- On a June day in 2001, not long after he bought the property, Tallamy, an entomologist at the University of Delaware, was walking his land when he noticed something that struck him as unusual. Before he bought it, most of it had been kept in hay, but at that point it hadn’t been mowed in three years and “was overgrown with autumn olive and Oriental bittersweet in a tangle so thick you couldn’t walk. The first thing I had to do was cut trails,” Tallamy recalls. And walking through his woods on the newly cut trails, what he noticed was what was missing: caterpillars.
No caterpillars on the Oriental bittersweet, the multiflora rose, the Japanese honeysuckle, on the burning bush that lined his neighbor’s driveway. All around him plants were in a riot of photosynthesis, converting the energy of sunlight into sugars and proteins and fats that were going uneaten. A loss, and not just for him as a professional entomologist. Insects—“the little things that run the world,” as the naturalist E.O. Wilson called them—are at the heart of the food web, the main way nature converts plant protoplasm into animal life. If Tallamy were a chickadee—a bird whose nestlings may consume between 6,000 and 9,000 caterpillars before they fledge, all foraged within a 150-foot radius of the nest—he would have found it hard going in these woods.

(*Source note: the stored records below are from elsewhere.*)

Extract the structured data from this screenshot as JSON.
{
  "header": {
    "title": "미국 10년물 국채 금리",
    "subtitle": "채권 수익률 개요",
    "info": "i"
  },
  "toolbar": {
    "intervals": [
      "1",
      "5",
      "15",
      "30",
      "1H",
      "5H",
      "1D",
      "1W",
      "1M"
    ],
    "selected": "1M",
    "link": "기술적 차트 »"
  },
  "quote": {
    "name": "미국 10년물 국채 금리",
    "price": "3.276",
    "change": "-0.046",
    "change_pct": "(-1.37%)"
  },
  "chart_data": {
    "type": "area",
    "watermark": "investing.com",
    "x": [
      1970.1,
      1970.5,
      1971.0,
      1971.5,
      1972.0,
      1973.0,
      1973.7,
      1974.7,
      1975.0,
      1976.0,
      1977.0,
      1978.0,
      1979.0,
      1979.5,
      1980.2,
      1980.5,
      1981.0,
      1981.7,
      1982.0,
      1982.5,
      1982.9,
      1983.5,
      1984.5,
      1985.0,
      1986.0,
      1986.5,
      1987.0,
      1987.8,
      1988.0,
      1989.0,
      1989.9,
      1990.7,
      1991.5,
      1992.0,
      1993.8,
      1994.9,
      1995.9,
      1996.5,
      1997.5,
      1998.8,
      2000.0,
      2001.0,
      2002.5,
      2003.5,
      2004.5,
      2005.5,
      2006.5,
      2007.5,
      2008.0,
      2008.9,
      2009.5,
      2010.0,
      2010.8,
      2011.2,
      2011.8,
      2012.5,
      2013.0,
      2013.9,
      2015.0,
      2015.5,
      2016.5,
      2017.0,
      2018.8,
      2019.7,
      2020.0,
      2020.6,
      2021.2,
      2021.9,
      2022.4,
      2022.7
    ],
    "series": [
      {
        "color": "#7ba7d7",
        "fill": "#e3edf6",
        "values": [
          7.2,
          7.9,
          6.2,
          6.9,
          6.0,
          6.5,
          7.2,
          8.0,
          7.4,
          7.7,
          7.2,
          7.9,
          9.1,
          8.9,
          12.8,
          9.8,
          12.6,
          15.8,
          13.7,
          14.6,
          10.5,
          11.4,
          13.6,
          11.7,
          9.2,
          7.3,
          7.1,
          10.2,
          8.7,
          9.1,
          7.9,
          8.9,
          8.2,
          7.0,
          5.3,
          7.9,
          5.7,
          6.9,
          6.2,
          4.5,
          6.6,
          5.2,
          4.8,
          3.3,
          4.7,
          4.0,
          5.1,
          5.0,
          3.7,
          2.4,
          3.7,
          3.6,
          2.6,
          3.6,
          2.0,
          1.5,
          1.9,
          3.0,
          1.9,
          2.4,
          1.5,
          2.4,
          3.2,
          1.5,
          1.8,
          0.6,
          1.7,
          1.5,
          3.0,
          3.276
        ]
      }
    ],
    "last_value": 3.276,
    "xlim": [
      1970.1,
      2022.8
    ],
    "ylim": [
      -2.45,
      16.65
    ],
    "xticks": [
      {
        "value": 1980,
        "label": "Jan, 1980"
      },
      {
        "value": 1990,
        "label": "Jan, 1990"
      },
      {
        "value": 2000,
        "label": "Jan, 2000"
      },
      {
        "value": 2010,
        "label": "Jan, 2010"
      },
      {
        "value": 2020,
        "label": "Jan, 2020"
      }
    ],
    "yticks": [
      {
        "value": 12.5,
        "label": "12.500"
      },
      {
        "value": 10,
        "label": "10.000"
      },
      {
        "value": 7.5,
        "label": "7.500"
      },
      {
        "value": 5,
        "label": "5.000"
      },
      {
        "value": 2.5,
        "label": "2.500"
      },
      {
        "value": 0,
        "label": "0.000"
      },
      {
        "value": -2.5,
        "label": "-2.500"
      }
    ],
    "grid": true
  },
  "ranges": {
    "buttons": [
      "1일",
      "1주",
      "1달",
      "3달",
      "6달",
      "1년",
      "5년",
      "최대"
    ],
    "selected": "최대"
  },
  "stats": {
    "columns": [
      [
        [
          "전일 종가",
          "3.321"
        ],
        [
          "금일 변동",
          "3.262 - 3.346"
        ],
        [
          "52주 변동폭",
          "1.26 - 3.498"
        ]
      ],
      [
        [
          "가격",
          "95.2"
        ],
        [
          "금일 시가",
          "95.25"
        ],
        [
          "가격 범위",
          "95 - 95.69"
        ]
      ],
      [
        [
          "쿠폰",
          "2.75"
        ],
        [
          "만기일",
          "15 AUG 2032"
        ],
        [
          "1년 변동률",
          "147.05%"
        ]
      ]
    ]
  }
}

Tallamy knew, in a general sense, why that was. The plants he was walking among were mostly introduced exotics, brought to America either accidentally in cargo or intentionally for landscaping or crops. Then they escaped into the wild, outcompeting their native counterparts, meeting the definition of an “invasive” species. By and large, plants can tolerate a wide range of environmental conditions. But insects tend to be specialists, feeding on and pollinating a narrow spectrum of plant life, sometimes just a single species. “Ninety percent of the insects that eat plants can develop and reproduce only on the plants with which they share an evolutionary history,” Tallamy says. In the competition to eat, and to avoid being eaten, plants have developed various chemical and morphological defenses—toxins, sticky sap, rough bark, waxy cuticles—and insects have evolved ways to get around them. But as a rule, insect strategies don’t work well against species they have never encountered. That’s true of even closely related species—imported Norway maples versus native sugar maples, for instance. Tallamy has found that within the same genus, introduced plant species provide on average 68 percent less food for insects than natives. Hence, a plant that in its native habitat might support dozens or hundreds of species of insects, birds and mammals may go virtually uneaten in a new ecosystem. Pennsylvania, for example.
mk, with your rain garden and all, I thought you'd like this.